Il n’est bien sûr pas question de remettre en cause l’amour de Françoise Chandernagor pour la Creuse, mais seulement de le remettre en perspective par rapport à l’auteure et à son histoire. Elle s’abrite d’ailleurs assez adroitement derrière l’origine d’anciens esclaves indiens des Chandernagor pour se mettre au niveau des maçons creusois d’hier et des habitants modestes et oubliés d’aujourd’hui. Cet amour pourrait être comparé à la passion des bourgeois bordelais pour le Bassin d’Arcachon, une passion quasi coloniale.
Finalement, la question essentielle est double : peut-on adopter un pays sans que celui-ci vous adopte, sur le long terme ? Peut-on dire aimer un pays si l’on a un regard condescendant sur ses habitants et si l’on aime surtout ses paysages ? C’est au lecteur de ce livre de répondre, par l’interprétation de sa propre lecture. Il peut y avoir deux lectures de ce livre, c’est pourquoi il y a deux critiques très différentes. L’une n’est pas nécessairement exclusive de l’autre.
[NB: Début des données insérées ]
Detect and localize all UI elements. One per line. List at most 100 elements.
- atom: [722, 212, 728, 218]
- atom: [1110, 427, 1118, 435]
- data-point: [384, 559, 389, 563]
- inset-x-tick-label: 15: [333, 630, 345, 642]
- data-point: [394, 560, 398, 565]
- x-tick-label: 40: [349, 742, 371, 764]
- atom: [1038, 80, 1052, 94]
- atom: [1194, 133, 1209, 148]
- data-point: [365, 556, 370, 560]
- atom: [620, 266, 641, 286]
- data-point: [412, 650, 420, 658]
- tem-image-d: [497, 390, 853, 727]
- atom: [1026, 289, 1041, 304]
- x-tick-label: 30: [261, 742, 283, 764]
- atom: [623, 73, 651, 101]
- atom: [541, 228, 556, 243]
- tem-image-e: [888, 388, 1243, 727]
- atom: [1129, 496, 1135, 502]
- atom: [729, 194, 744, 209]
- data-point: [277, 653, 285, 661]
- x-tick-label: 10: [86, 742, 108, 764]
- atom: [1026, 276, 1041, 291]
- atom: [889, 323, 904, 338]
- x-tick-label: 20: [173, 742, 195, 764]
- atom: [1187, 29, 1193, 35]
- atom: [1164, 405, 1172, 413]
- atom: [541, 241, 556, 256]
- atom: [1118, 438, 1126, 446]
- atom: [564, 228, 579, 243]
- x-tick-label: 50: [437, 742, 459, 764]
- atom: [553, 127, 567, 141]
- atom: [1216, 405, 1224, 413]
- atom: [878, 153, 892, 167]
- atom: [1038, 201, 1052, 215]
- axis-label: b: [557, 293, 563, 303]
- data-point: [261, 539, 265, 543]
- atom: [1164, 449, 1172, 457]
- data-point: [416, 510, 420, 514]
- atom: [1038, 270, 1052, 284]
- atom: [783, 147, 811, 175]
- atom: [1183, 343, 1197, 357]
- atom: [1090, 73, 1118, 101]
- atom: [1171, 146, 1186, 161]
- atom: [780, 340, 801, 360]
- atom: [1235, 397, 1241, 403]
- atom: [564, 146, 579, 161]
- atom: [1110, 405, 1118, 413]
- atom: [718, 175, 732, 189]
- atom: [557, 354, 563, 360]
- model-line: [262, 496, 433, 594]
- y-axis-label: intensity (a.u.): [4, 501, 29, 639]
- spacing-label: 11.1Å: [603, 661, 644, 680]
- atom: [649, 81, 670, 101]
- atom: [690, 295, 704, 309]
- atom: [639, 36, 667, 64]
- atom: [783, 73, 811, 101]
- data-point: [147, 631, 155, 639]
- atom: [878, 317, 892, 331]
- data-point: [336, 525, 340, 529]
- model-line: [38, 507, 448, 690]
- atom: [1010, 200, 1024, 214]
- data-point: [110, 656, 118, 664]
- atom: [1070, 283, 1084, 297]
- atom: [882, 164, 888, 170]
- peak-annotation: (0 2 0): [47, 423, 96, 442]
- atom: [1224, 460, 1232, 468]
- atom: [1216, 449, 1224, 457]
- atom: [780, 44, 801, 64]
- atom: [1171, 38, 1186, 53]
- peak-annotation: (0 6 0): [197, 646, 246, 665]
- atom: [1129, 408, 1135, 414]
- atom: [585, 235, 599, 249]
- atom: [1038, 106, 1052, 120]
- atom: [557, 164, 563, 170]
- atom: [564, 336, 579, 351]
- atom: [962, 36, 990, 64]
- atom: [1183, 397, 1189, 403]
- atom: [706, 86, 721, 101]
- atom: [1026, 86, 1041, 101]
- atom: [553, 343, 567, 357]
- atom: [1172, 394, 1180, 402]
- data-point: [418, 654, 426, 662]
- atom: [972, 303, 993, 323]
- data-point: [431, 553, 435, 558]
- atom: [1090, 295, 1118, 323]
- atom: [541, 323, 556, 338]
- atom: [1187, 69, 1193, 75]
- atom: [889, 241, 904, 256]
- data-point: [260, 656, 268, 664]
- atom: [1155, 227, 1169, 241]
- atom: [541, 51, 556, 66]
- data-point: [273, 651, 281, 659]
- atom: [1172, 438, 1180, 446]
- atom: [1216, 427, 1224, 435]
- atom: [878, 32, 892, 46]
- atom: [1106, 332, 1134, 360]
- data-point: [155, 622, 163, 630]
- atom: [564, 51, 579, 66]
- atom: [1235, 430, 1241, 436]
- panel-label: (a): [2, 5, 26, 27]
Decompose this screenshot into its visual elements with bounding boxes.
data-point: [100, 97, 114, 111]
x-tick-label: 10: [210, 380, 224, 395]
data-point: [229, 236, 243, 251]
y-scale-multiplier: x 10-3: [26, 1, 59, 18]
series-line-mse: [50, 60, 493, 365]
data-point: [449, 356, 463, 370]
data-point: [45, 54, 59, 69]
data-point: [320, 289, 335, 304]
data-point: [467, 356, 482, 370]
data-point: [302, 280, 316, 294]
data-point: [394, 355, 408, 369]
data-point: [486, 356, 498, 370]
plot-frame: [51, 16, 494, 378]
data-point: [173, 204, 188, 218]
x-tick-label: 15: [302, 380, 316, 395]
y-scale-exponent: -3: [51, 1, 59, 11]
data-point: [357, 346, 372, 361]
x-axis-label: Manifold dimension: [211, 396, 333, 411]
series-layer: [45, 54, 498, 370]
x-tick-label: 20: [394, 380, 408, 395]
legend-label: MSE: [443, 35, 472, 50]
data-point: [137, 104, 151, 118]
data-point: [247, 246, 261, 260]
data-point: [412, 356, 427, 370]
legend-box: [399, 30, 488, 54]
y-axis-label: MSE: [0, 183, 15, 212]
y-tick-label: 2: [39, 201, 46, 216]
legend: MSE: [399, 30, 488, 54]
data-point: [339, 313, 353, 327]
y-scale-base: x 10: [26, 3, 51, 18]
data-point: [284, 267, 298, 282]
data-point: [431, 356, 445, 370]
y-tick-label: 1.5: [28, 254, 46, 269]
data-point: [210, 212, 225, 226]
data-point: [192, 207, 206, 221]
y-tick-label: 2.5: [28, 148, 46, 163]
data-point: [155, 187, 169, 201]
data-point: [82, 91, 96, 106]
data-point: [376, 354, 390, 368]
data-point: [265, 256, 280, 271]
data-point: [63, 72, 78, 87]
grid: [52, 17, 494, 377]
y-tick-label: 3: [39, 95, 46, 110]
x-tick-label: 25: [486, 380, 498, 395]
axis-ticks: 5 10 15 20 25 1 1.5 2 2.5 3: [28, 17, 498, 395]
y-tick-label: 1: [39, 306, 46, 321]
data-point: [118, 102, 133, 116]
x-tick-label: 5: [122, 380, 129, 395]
Jean-Michel Dauriac – les Bordes – Juin 2024
PS : j’ai acquis, par choix longuement mûri, une ancienne petite ferme dans le nord de la Creuse, il y a plus de quinze ans. J’aime ce pays, ses paysages, ses habitants modestes, leurs plaisirs festifs bon enfant et leur capacité à accueillir les résidents venus d’ailleurs. Mais je sais que je serai toujours « le bordelais » pour les gens de mon hameau, alors qu’à Bordeaux j’étais le gars du Périgord, où ma famille est enracinée au moins depuis le XVIe siècle. Je crois que l’on peut cumuler les identités, sans tricher et s’illusionner sur l’enracinement à l’échelle d’une vie humaine. Ma vraie patrie c’est l’Aquitaine et surtout ma langue, le français, que je chéris et qui transcende les clivages régionaux. J’ai adopté la Creuse, d’une adoption pleinière, mais je sais que la Creuse ne peut m’adopter, elle peut juste m’accepter pleinement.